Object Detection with YOLO Part 1 (Ultralytics, YOLO11)

2026年2月16日 2026年2月16日

管理人

table of contents

Info

This article is translated from Japanese to English.

https://404background.com/program/yolo-1

Introduction

In this post, I tried using YOLO, a well-known object detection algorithm.
Since this is my first time working with object detection, I started with something easy to execute while doing some research. I haven't really mounted cameras on my robots before, so I’d like to incorporate this into my future designs.

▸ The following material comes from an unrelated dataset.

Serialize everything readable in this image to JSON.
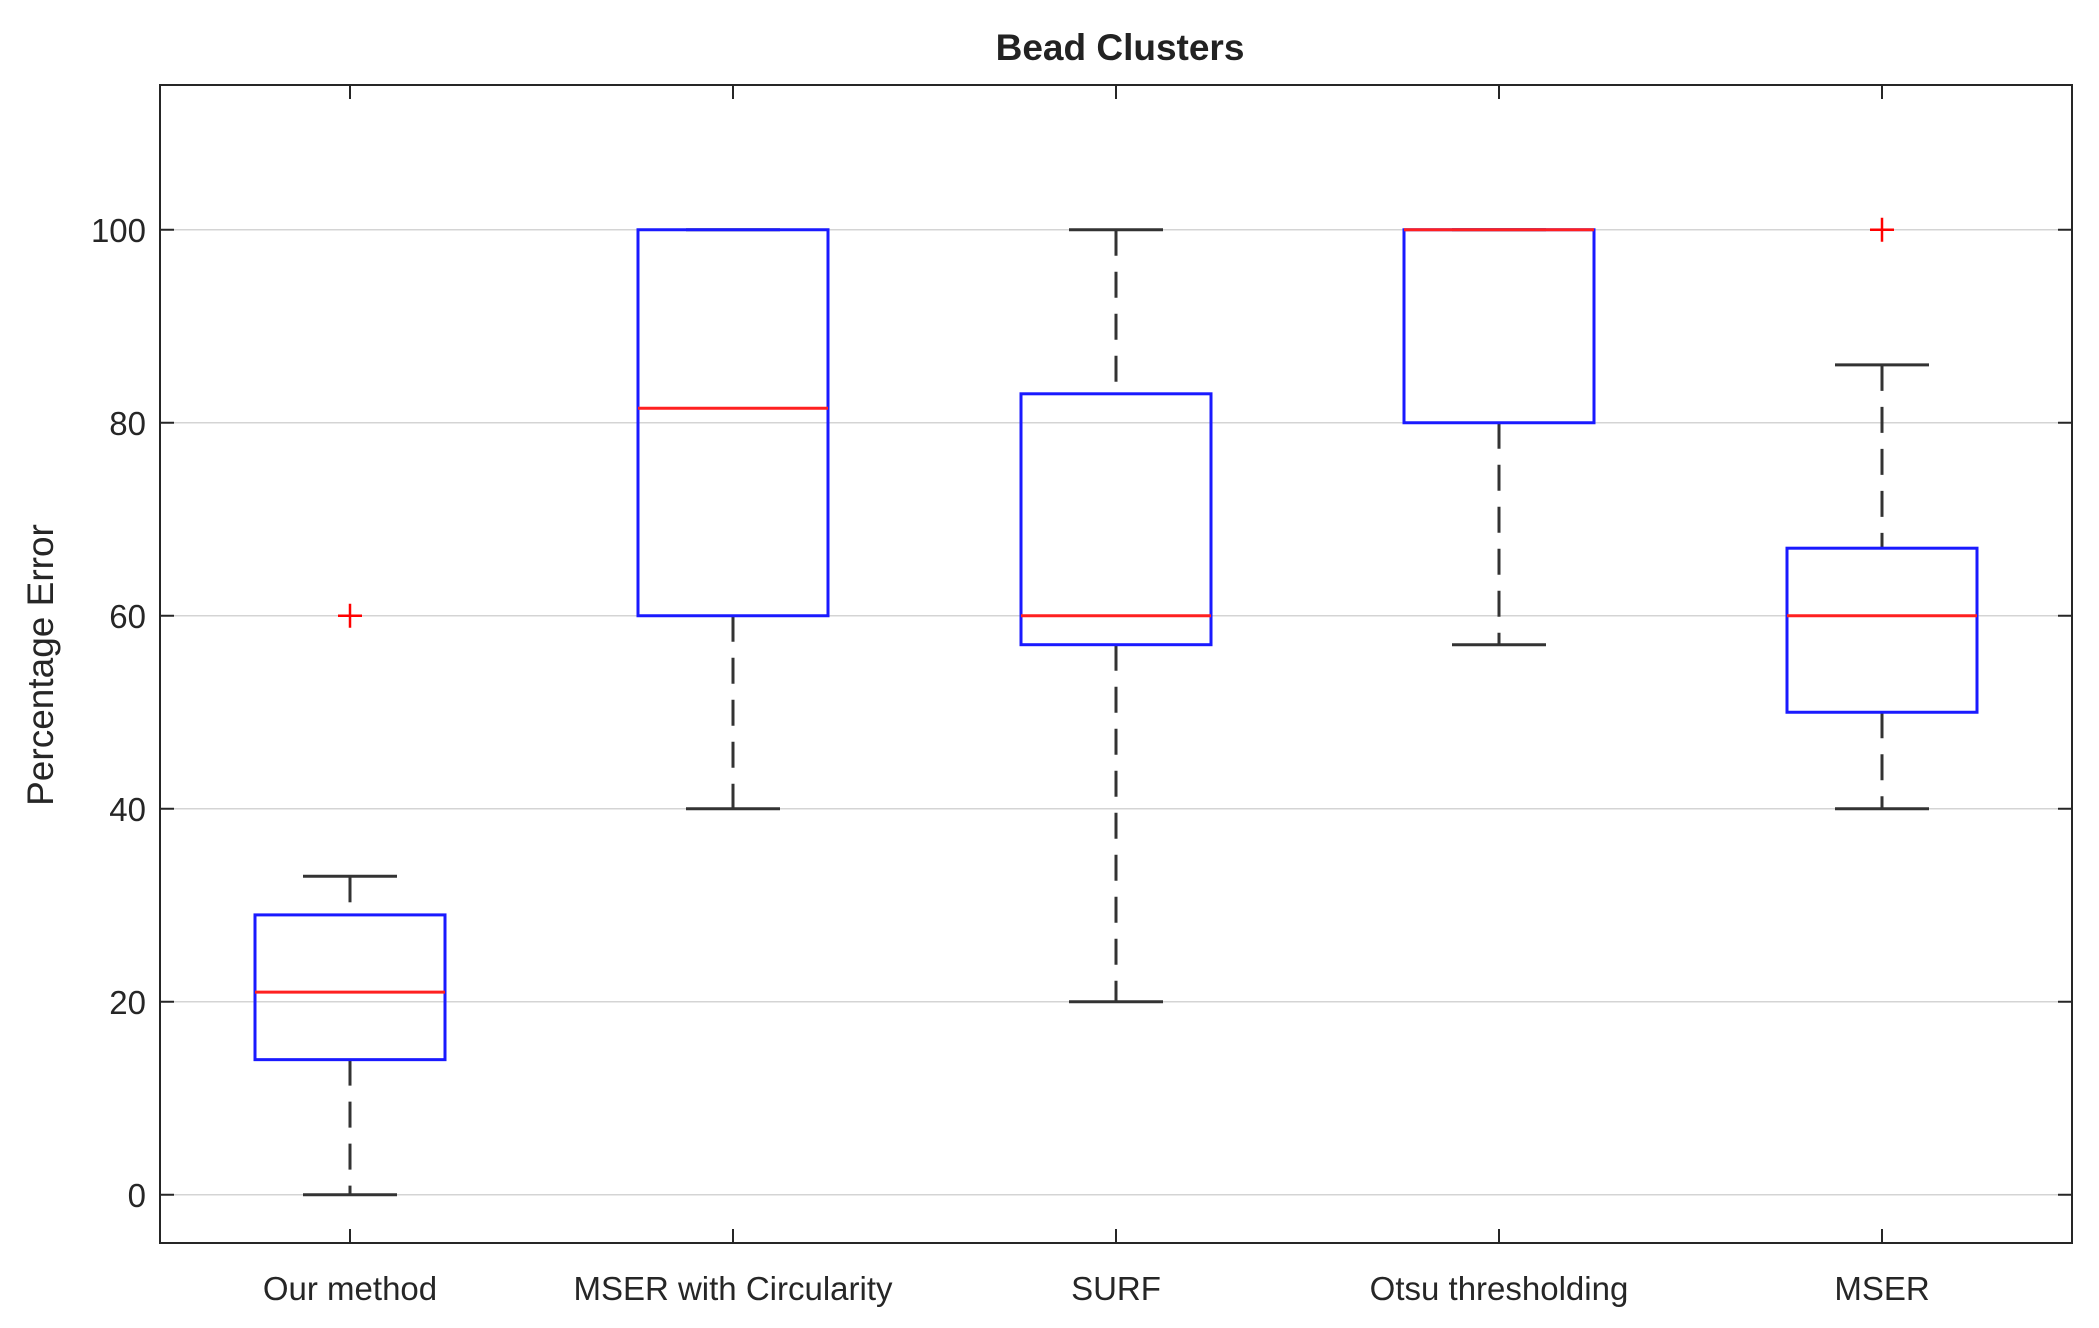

I began researching with the goal of detecting tomatoes from images, and I found that the latest version is already up to v11. With such frequent version updates, I do get a bit worried about package dependencies.
▼Previous articles are here:

Related Information

Overview

YOLO stands for "You Only Look Once," and it allows for high-speed object detection from images.
▼Although it only goes up to YOLO v7, this article provides a clear summary of YOLO's evolution. There are projects derived from YOLO, and the primary development entities seem to have changed over time.

【YOLO】各バージョンの違いを簡単にまとめてみた【物体検出アルゴリズム】 #初心者 - Qiita

The latest YOLO11 is developed by a company called Ultralytics.
▼Ultralytics page is here. Demos are also available.

https://www.ultralytics.com/yolo

▼The page regarding the latest YOLO11 is here. It seems speed and accuracy have improved significantly.

YOLO11 🚀 NEW - Ultralytics YOLO Docs

There is an app called "Ultralytics YOLO" that allows you to try YOLO on your smartphone.
▼I tried it on my iPhone 8, but the app crashed when using a large model, likely due to heavy processing. It seems the iPhone 8 might finally be getting too old…

https://apps.apple.com/jp/app/ultralytics-yolo/id1452689527

Datasets

Objects are detected based on a dataset; if there isn't one that fits your specific purpose, you’ll need to create it.
▼Ultralytics has a page regarding datasets. There are datasets for African animals, drones, and more.

https://docs.ultralytics.com/ja/datasets

▼I found a dataset that looks useful for the agricultural field.

https://blog.roboflow.com/top-agriculture-datasets-computer-vision

▼This is a tomato dataset on Kaggle.

https://www.kaggle.com/datasets/andrewmvd/tomato-detection

▼I found an article about creating a tomato detector! I definitely want to use this as a reference.

https://farml1.com/tomato_yolov5

Setting Up the Environment

For this setup, I am using a Windows 10 laptop.
I had previously tried setting up a YOLO v10 environment while looking at the GitHub repository, but I encountered errors due to package version conflicts when running samples.
▼It seemed like packages requiring Python 3.9+ and 3.10+ were mixed together.

This time, when creating the Python virtual environment, I specifically designated Python version 3.9.
▼Information on Python virtual environments is here:

I used the following commands to create and activate the virtual environment:

py -3.9 -m venv yolo39
cd yolo39
.\Scripts\activate

Next, I installed and executed the Ultralytics package.
▼The Ultralytics repository is here:

https://github.com/ultralytics/ultralytics

Install ultralytics into the virtual environment:

pip install ultralytics

That’s all you need to install. Running the following command saved an image with the objects detected.

yolo predict model=yolo11n.pt source='https://ultralytics.com/images/bus.jpg'

▼The processed image was saved as shown below.

Trying Real-time Object Detection

When actually mounting this on a robot, you need to process camera data in real-time. I tried running a simple demo.
▼I referred to this page:

https://docs.ultralytics.com/ja/guides/streamlit-live-inference

Just run the following command:

yolo streamlit-predict

The app launched, and I accessed the URL displayed in the command prompt to see the interface.
▼From the left sidebar, you can select the model, target objects, and start the detection.

I selected "person," "keyboard," and "book" as targets and performed the detection.
▼This is YOLO11s.

▼This is YOLO11n. The FPS is higher than YOLO11s.

While fine parameters can be adjusted, I felt it detected objects quite well. It was even able to detect TVs or keyboards when only half of them were in the frame.

Finally

I’ve heard that when actually mounting this on a robot, you use it by matching the coordinates of the detected object with the depth camera coordinates to measure the distance to the object. Next, I plan to work on obtaining coordinates and enabling communication.
I also need to learn how to create my own datasets for future projects. I’ve heard that color information can vary significantly depending on ambient light, which is something to keep in mind.